Beruntung. Akibat campur tangan Tyo, Alfita berhasil memaksa Sofi makan. Panggilan video pun diakhiri karena malam sudah larut. Waktunya bocah lucu itu untuk pergi tidur.
"Mbak, makasi, ya," gumam Sofi.
Alfita berdecak, "Makasi opo to, Sof?"
"Ya makasih aja. Mbak masih peduli sama Sofi, meskipun Sofi ini hina, kotor, dan pendosa. Maafin Sofi ya, mbak, sudah membuat malu keluarga."
Alfita tidak mampu lagi menahan kesedihannya. Ia menarik Sofi dalam pelukan.
"Sof! Kamu itu korban. Jangan minta maaf! Justru maafkan ibu sama ayah atas sikap mereka. Mereka itu terlalu kaku. Maafin mbak juga, tidak bisa mendampingi kamu lebih cepat!"
Tangis Sofi ikut pecah.
Didekapnya tubuh sang kakak erat. Hatinya meleleh menemukan seseorang yang bersedia menjadi pegangannya saat ia hampir oleng.
Dari balik pintu kamar, Magda menutup bibirnya. Ia ikut menangis. Seutas rasa bersalah mulai memenuhi rongga dadanya. Setelah dipikir lagi, ia memang keterlaluan. Mengabaikan perasaan Sofi yang lebur hanya karena memikirkan moral.
Dilain sisi, Bara mengambil ancang-ancang. Beberapa menit yang lalu, ia tak sengaja membaca pesan yang timbul di notifikasi ponsel Sofi.
Dr. Hesa Surya
Maaf baru balas, Sof.
Sedang banyak pasien.
Keadaan Vallena baik² saja.
Ia memang tak bisa balas pesan,
Ponselnya disita kak Ida.
Valle, masih di rumah saya.
Sebaiknya, kamu tak usah mengunjungi dia dulu.

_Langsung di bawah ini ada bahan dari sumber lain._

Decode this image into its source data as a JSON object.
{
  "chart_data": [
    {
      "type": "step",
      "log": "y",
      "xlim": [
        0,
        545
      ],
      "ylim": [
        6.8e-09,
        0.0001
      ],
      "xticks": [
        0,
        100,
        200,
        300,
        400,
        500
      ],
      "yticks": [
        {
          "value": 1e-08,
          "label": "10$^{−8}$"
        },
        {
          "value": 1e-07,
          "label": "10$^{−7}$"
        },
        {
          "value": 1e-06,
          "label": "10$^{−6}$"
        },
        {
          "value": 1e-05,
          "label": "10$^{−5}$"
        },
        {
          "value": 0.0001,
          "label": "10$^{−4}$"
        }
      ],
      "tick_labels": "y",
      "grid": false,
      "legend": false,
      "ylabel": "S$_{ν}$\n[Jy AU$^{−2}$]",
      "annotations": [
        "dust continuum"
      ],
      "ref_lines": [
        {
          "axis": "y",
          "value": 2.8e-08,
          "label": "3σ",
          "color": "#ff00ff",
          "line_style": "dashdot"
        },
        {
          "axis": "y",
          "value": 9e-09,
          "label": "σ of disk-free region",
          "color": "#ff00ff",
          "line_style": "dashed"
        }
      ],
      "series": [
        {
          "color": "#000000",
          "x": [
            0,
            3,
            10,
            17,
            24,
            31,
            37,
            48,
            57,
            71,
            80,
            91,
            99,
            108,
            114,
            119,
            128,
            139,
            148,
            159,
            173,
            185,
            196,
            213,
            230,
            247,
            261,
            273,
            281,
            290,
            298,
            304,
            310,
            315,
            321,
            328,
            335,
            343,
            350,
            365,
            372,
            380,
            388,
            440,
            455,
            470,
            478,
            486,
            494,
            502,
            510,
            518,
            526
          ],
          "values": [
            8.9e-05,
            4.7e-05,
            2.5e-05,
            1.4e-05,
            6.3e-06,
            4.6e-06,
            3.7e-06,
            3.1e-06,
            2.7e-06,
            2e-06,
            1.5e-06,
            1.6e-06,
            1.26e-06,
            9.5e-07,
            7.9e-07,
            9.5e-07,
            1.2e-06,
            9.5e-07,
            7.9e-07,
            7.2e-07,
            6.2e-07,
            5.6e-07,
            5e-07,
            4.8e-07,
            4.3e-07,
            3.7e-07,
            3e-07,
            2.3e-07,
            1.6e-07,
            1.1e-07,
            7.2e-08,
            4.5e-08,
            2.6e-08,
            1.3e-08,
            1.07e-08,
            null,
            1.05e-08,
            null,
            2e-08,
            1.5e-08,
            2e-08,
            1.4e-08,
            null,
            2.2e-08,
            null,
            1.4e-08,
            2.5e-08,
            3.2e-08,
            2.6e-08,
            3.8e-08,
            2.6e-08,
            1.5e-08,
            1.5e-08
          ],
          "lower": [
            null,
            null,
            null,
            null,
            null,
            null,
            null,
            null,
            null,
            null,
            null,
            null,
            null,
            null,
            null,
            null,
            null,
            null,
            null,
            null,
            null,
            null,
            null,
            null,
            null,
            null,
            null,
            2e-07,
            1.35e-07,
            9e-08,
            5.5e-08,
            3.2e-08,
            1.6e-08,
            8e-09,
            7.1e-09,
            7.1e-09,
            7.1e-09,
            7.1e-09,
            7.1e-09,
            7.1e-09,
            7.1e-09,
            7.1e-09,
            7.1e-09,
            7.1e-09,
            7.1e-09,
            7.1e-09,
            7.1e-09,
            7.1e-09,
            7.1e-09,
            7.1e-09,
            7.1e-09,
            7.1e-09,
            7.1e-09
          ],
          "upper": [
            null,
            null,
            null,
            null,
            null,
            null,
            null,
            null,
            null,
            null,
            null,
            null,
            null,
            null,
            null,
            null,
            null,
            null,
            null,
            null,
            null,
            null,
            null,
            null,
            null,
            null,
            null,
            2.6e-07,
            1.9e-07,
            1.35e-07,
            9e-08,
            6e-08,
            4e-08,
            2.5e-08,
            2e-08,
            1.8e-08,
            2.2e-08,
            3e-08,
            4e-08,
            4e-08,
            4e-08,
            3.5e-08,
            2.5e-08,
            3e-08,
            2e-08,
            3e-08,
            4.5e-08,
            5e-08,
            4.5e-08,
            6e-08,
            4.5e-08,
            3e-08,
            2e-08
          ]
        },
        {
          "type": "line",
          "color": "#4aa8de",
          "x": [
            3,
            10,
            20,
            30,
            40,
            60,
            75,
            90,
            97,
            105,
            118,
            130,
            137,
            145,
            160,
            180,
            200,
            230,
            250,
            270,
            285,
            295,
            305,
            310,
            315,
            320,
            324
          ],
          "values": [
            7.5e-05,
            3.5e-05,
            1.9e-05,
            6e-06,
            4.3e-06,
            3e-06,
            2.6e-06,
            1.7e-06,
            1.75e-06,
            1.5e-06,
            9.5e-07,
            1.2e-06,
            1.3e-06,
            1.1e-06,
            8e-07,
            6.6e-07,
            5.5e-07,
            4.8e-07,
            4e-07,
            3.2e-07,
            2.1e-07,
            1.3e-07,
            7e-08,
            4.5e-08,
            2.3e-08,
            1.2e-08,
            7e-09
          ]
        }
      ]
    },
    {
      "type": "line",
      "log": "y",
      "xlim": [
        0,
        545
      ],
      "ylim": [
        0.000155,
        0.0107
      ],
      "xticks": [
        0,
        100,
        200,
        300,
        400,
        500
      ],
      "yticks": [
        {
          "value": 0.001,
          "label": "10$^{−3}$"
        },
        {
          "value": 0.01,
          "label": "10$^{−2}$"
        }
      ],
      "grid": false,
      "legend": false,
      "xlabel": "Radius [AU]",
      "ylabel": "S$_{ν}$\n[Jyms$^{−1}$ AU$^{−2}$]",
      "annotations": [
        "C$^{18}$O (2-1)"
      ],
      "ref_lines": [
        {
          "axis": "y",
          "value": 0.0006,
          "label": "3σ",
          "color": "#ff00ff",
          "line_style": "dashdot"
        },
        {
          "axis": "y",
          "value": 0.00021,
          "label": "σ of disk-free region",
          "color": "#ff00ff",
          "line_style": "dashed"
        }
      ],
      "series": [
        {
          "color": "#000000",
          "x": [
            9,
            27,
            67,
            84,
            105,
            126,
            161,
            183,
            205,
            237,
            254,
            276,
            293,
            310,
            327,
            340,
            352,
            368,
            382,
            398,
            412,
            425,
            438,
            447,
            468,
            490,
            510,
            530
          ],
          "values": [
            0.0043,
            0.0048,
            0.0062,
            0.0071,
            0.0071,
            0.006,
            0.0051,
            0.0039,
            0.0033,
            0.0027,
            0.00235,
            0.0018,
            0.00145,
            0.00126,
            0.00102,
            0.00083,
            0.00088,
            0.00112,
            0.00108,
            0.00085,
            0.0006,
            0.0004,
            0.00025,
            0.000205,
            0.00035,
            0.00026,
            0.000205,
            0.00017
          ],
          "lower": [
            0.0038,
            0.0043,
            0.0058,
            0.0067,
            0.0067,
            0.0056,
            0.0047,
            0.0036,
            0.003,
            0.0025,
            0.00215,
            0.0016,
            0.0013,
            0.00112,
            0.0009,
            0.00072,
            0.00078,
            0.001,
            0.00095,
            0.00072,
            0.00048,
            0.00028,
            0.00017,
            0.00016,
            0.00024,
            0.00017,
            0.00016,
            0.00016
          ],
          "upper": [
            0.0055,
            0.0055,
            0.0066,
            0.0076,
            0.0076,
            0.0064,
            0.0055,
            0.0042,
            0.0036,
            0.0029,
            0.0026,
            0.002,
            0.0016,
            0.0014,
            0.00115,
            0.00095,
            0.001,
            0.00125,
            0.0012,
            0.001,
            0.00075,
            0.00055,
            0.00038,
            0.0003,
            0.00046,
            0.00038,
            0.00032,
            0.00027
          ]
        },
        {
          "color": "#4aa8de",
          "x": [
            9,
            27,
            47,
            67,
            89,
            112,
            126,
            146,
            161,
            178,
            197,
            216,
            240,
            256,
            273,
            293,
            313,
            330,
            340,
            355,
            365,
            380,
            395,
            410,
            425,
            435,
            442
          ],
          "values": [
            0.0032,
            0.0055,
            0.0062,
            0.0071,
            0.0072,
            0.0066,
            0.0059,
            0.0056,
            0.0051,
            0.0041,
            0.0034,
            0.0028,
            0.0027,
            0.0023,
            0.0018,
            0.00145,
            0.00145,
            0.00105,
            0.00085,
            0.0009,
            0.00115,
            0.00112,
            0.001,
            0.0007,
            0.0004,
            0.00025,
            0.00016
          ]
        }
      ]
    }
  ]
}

Bara mencari tahu mengenai Dokter Hesa Surya. Di jaman sekarang, tak susah untuk mendapat informasi mengenai siapa pun. Terlebih seorang 'dokter' seperti Hesa. Informasinya pasti ada dalam situs pencarian.
Tak menunggu lama, Bara sudah mendapat apa yang ia mau. Hesa Surya adalah salah satu dokter umum yang cukup terkenal di Surabaya. Alamat prakteknya tercantum jelas di situs internet.
Malam ini, Bara harus bertemu dengan Vallena. Wanita itulah biang kerok yang telah menyebabkan kekacauan di keluarganya. Bara yakin, pasti Vallena-lah yang mengganggu Sofi hingga ia bisa 'berbelok' hati.
Tanpa menunggu lama, Bara segera melajukan kendaraan menuju alamat yang tertera.